Bowden's claims against the center included unjust enrichment, breach of contract, fraud, negligent misrepresentation, racketeering and deceptive trade practices.
A discovery battle over the center's billing rates and practices led to the Court of Appeals, which deemed the evidence sought irrelevant, an opinion the high court reversed in 2015.
Back in Muscogee County Superior Court, Bowden amended her complaint and sought class status, adding claims by three other medical center patients who had been uninsured, injured in auto accidents and subject to hospital liens.
After hearing testimony from the plaintiffs' expert witness, Judge Maureen Gottfried granted the class certification and denied the hospital's motion for summary judgment. The hospital appealed both rulings.
The majority opinion affirmed the bulk of Gottfried's orders, although it agreed with the medical center that the racketeering and deceptive trade practices claims should have been dismissed.
Presiding Judge Yvette Miller wrote the opinion with a concurrence in judgment only by Judge E. Trenton Brown III and a partial dissent by Judge Steve Goss.
Miller's opinion said that Gottfried did not abuse her discretion in allowing expert testimony on the reasonableness of the hospital's rate and rejected the hospital's argument that the proposed class failed to satisfy the numerosity, typicality and other requirements of Georgia's class action statute.
But, Miller wrote, Bowden had estimated that the number of patients potentially impacted by the medical center's liens could be in the thousands and had submitted evidence of 267 liens in their motion for certification.
“The fact that some of these class members might be entitled to fewer damages than others does not defeat class certification,” Miller wrote.
In any case, she said, “if, after further discovery, it becomes clear that class status is unmanageable, or that fewer persons than initially anticipated constitute the class, the trial court can modify the class or decertify it as necessary.”
As to the similarity of the claims, Miller said, the trial court had identified several areas of commonality among the proposed class and the rates set by the hospital's cost list, or “chargemaster.”
“The common question applicable to all class members is whether the chargemaster rate, which universally served as the basis for the lien amount, was reasonable,” the opinion said. “There is evidence that it would be possible to determine a common answer that does not require individualized analysis.”

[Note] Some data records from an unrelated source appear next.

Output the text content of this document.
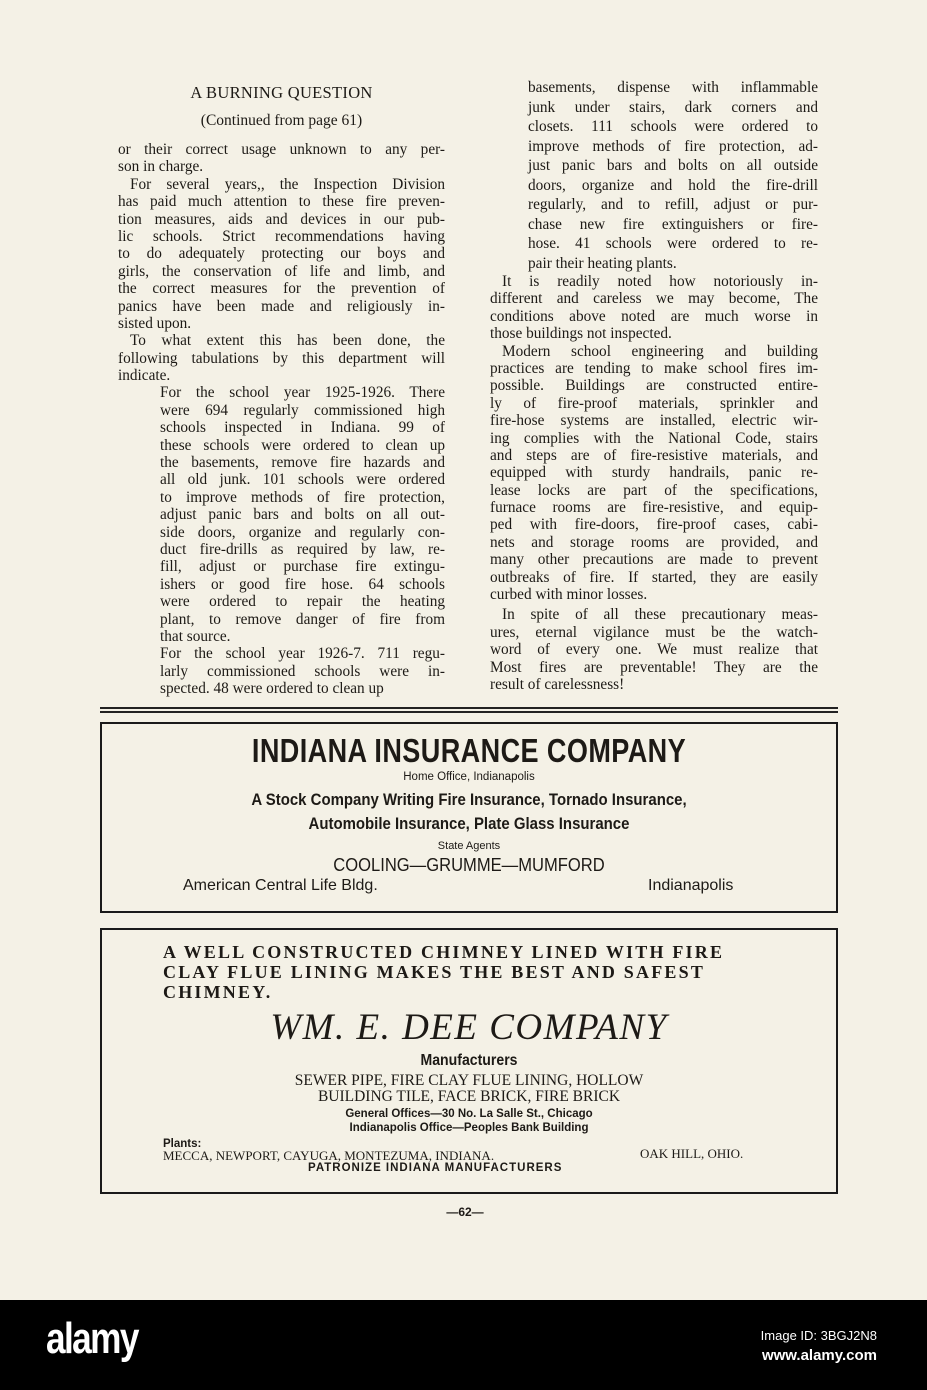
A BURNING QUESTION
(Continued from page 61)
or their correct usage unknown to any per-
son in charge.
For several years,, the Inspection Division
has paid much attention to these fire preven-
tion measures, aids and devices in our pub-
lic schools. Strict recommendations having
to do adequately protecting our boys and
girls, the conservation of life and limb, and
the correct measures for the prevention of
panics have been made and religiously in-
sisted upon.
To what extent this has been done, the
following tabulations by this department will
indicate.
For the school year 1925-1926. There
were 694 regularly commissioned high
schools inspected in Indiana. 99 of
these schools were ordered to clean up
the basements, remove fire hazards and
all old junk. 101 schools were ordered
to improve methods of fire protection,
adjust panic bars and bolts on all out-
side doors, organize and regularly con-
duct fire-drills as required by law, re-
fill, adjust or purchase fire extingu-
ishers or good fire hose. 64 schools
were ordered to repair the heating
plant, to remove danger of fire from
that source.
For the school year 1926-7. 711 regu-
larly commissioned schools were in-
spected. 48 were ordered to clean up
basements, dispense with inflammable
junk under stairs, dark corners and
closets. 111 schools were ordered to
improve methods of fire protection, ad-
just panic bars and bolts on all outside
doors, organize and hold the fire-drill
regularly, and to refill, adjust or pur-
chase new fire extinguishers or fire-
hose. 41 schools were ordered to re-
pair their heating plants.
It is readily noted how notoriously in-
different and careless we may become, The
conditions above noted are much worse in
those buildings not inspected.
Modern school engineering and building
practices are tending to make school fires im-
possible. Buildings are constructed entire-
ly of fire-proof materials, sprinkler and
fire-hose systems are installed, electric wir-
ing complies with the National Code, stairs
and steps are of fire-resistive materials, and
equipped with sturdy handrails, panic re-
lease locks are part of the specifications,
furnace rooms are fire-resistive, and equip-
ped with fire-doors, fire-proof cases, cabi-
nets and storage rooms are provided, and
many other precautions are made to prevent
outbreaks of fire. If started, they are easily
curbed with minor losses.
In spite of all these precautionary meas-
ures, eternal vigilance must be the watch-
word of every one. We must realize that
Most fires are preventable! They are the
result of carelessness!
INDIANA INSURANCE COMPANY
Home Office, Indianapolis
A Stock Company Writing Fire Insurance, Tornado Insurance,
Automobile Insurance, Plate Glass Insurance
State Agents
COOLING—GRUMME—MUMFORD
American Central Life Bldg.	Indianapolis
A WELL CONSTRUCTED CHIMNEY LINED WITH FIRE
CLAY FLUE LINING MAKES THE BEST AND SAFEST
CHIMNEY.
WM. E. DEE COMPANY
Manufacturers
SEWER PIPE, FIRE CLAY FLUE LINING, HOLLOW
BUILDING TILE, FACE BRICK, FIRE BRICK
General Offices—30 No. La Salle St., Chicago
Indianapolis Office—Peoples Bank Building
Plants:
MECCA, NEWPORT, CAYUGA, MONTEZUMA, INDIANA.	OAK HILL, OHIO.
PATRONIZE INDIANA MANUFACTURERS
—62—
alamy	Image ID: 3BGJ2N8
www.alamy.com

The proposed members also satisfied the law's typicality requirement, Miller said, “in that all were uninsured, all were injured due to a third-party tortfeasor, and the hospital filed a lien against all for non-payment of bills at the full chargemaster rate.”
Gottfried did not abuse her discretion in certifying the class, the opinion said.
”Here, the trial court found, and we agree, that common issues predominated because [the medical center's] conduct was a repeated demonstration of allegedly unfair conduct in the same manner against every member of the class.”
Goss wrote separately that he did not agree the class should have been certified, because the commonality requirement was not met.
While the trial judge certified the class as anyone who had a lien filed against them in excess of what a “reasonable” charge would be, Goss wrote, such considerations must include the individual circumstances of each case, when the care was provided and what it cost the hospital.
“Our Supreme Court has also noted that the patient against whom a lien is filed need not be responsible for a hospital lien in order for the lienholder hospital to foreclose on that lien as against 'some other person or entity[,]' such as the the third-party insurers involved here,” wrote Goss.
“In other words, a patient against whom a lien is filed may never have to pay a penny of that lien.”